Yarm-based Care Protect, the pioneering safety organisation, is expanding into Australia in response to an abuse crisis within the country’s care homes.
The Federal Government has already announced plans to set up a powerful new watchdog as part of a review of the care system. The review was sparked by a scandal in Adelaide’s Oakden nursing home, which was followed by other similar incidents being reported.
As in the UK, families in Australia have been driven to installing secret cameras to check up on the quality of care their relatives are receiving.
The Australian operation will be headed up by former City broker Scott Sterling. Belfast-born Scott, who graduated from Kingston University with a Business Management degree, will work from a Sydney base with care providers across the country to introduce the proven benefits of the unique Care Protect system.
Care Protect’s monitoring system employs the latest sound and motion sensitive technology which, when activated by a ‘resident event’, triggers recording which, within seconds alerts the 24/7 professional monitor. This reduces risk because assistance can be provided to a resident within seconds of the event having occurred, and encourages staff behaviour conducive to a low risk environment.
As in the UK, independent, experienced health and social care professionals will monitor the recordings.
The use of camera surveillance is widely supported by the public in the UK. Care Protect research revealed that around two-thirds of people would be more likely to choose a care home for a family member if independently monitored event triggered cameras were in place.
Philip Scott, founder of Care Protect, said: “The care sector in Australia has been under fire for a couple of years now, triggered by a number of high-profile cases.
“Our experience tackling abuse and poor quality care and using monitoring to drive standards of care is something I believe will support the efforts of the Australian Government and the new Aged Care Quality & Safety Commission.
“The results from UK providers using the system are hugely encouraging and demonstrate the very tangible benefits for forward-thinking care providers.
“Understandably, the use of cameras in a care setting is an emotive subject and I am sure any debate will trigger concerns about intrusion into people’s privacy. However, such fears should not stifle an informed debate about technologies that can materially improve safeguarding for vulnerable people.”
Scott Sterling said: “I am very excited about the challenges ahead. Moving to Australia to work with Care Protect is a huge career change for me, but one I am very much looking forward to.
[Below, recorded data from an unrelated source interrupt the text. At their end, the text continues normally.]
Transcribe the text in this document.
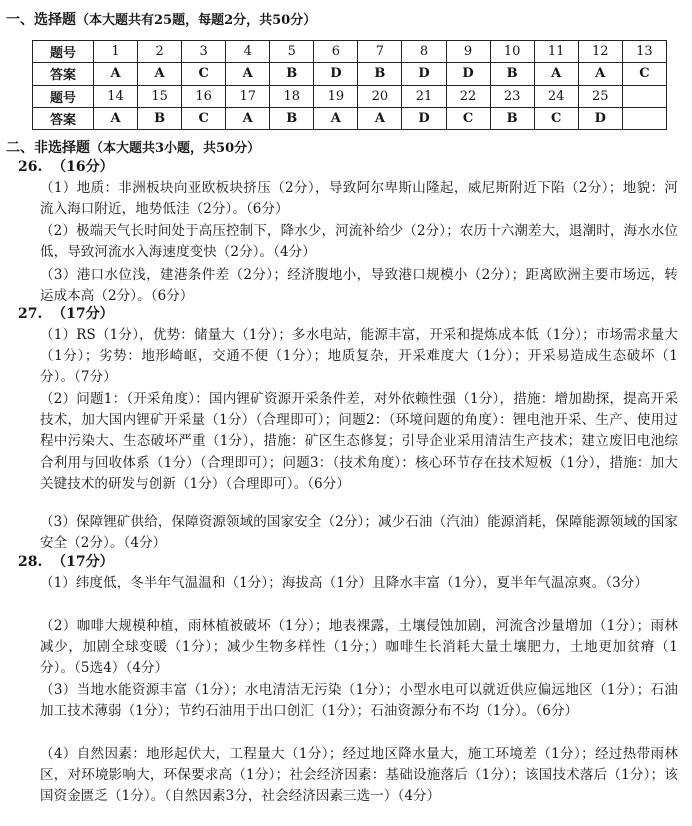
一、选择题（本大题共有25题，每题2分，共50分）
题号	1	2	3	4	5	6	7	8	9	10	11	12	13
答案	A	A	C	A	B	D	B	D	D	B	A	A	C
题号	14	15	16	17	18	19	20	21	22	23	24	25	
答案	A	B	C	A	B	A	A	D	C	B	C	D	
二、非选择题（本大题共3小题，共50分）
26. （16分）
（1）地质：非洲板块向亚欧板块挤压（2分），导致阿尔卑斯山隆起，威尼斯附近下陷（2分）；地貌：河流入海口附近，地势低洼（2分）。（6分）
（2）极端天气长时间处于高压控制下，降水少，河流补给少（2分）；农历十六潮差大，退潮时，海水水位低，导致河流水入海速度变快（2分）。（4分）
（3）港口水位浅，建港条件差（2分）；经济腹地小，导致港口规模小（2分）；距离欧洲主要市场远，转运成本高（2分）。（6分）
27. （17分）
（1）RS（1分），优势：储量大（1分）；多水电站，能源丰富，开采和提炼成本低（1分）；市场需求量大（1分）；劣势：地形崎岖，交通不便（1分）；地质复杂，开采难度大（1分）；开采易造成生态破坏（1分）。（7分）
（2）问题1：（开采角度）：国内锂矿资源开采条件差，对外依赖性强（1分），措施：增加勘探，提高开采技术，加大国内锂矿开采量（1分）（合理即可）；问题2：（环境问题的角度）：锂电池开采、生产、使用过程中污染大、生态破坏严重（1分），措施：矿区生态修复；引导企业采用清洁生产技术；建立废旧电池综合利用与回收体系（1分）（合理即可）；问题3：（技术角度）：核心环节存在技术短板（1分），措施：加大关键技术的研发与创新（1分）（合理即可）。（6分）
（3）保障锂矿供给，保障资源领域的国家安全（2分）；减少石油（汽油）能源消耗，保障能源领域的国家安全（2分）。（4分）
28. （17分）
（1）纬度低，冬半年气温温和（1分）；海拔高（1分）且降水丰富（1分），夏半年气温凉爽。（3分）
（2）咖啡大规模种植，雨林植被破坏（1分）；地表裸露，土壤侵蚀加剧，河流含沙量增加（1分）；雨林减少，加剧全球变暖（1分）；减少生物多样性（1分；）咖啡生长消耗大量土壤肥力，土地更加贫瘠（1分）。（5选4）（4分）
（3）当地水能资源丰富（1分）；水电清洁无污染（1分）；小型水电可以就近供应偏远地区（1分）；石油加工技术薄弱（1分）；节约石油用于出口创汇（1分）；石油资源分布不均（1分）。（6分）
（4）自然因素：地形起伏大，工程量大（1分）；经过地区降水量大，施工环境差（1分）；经过热带雨林区，对环境影响大，环保要求高（1分）；社会经济因素：基础设施落后（1分）；该国技术落后（1分）；该国资金匮乏（1分）。（自然因素3分，社会经济因素三选一）（4分）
“There is a real perception that elderly care in Australia is in crisis and openness and transparency are essential, if it is to retain the trust and confidence of families and residents.
“In the 21st Century, technologies such as Care Protect allow for daily, independent, professional monitoring that assures families their decision to select a care home for their elderly parent was and continues to be the right choice. This is the ethos I will be taking with me to Australia.”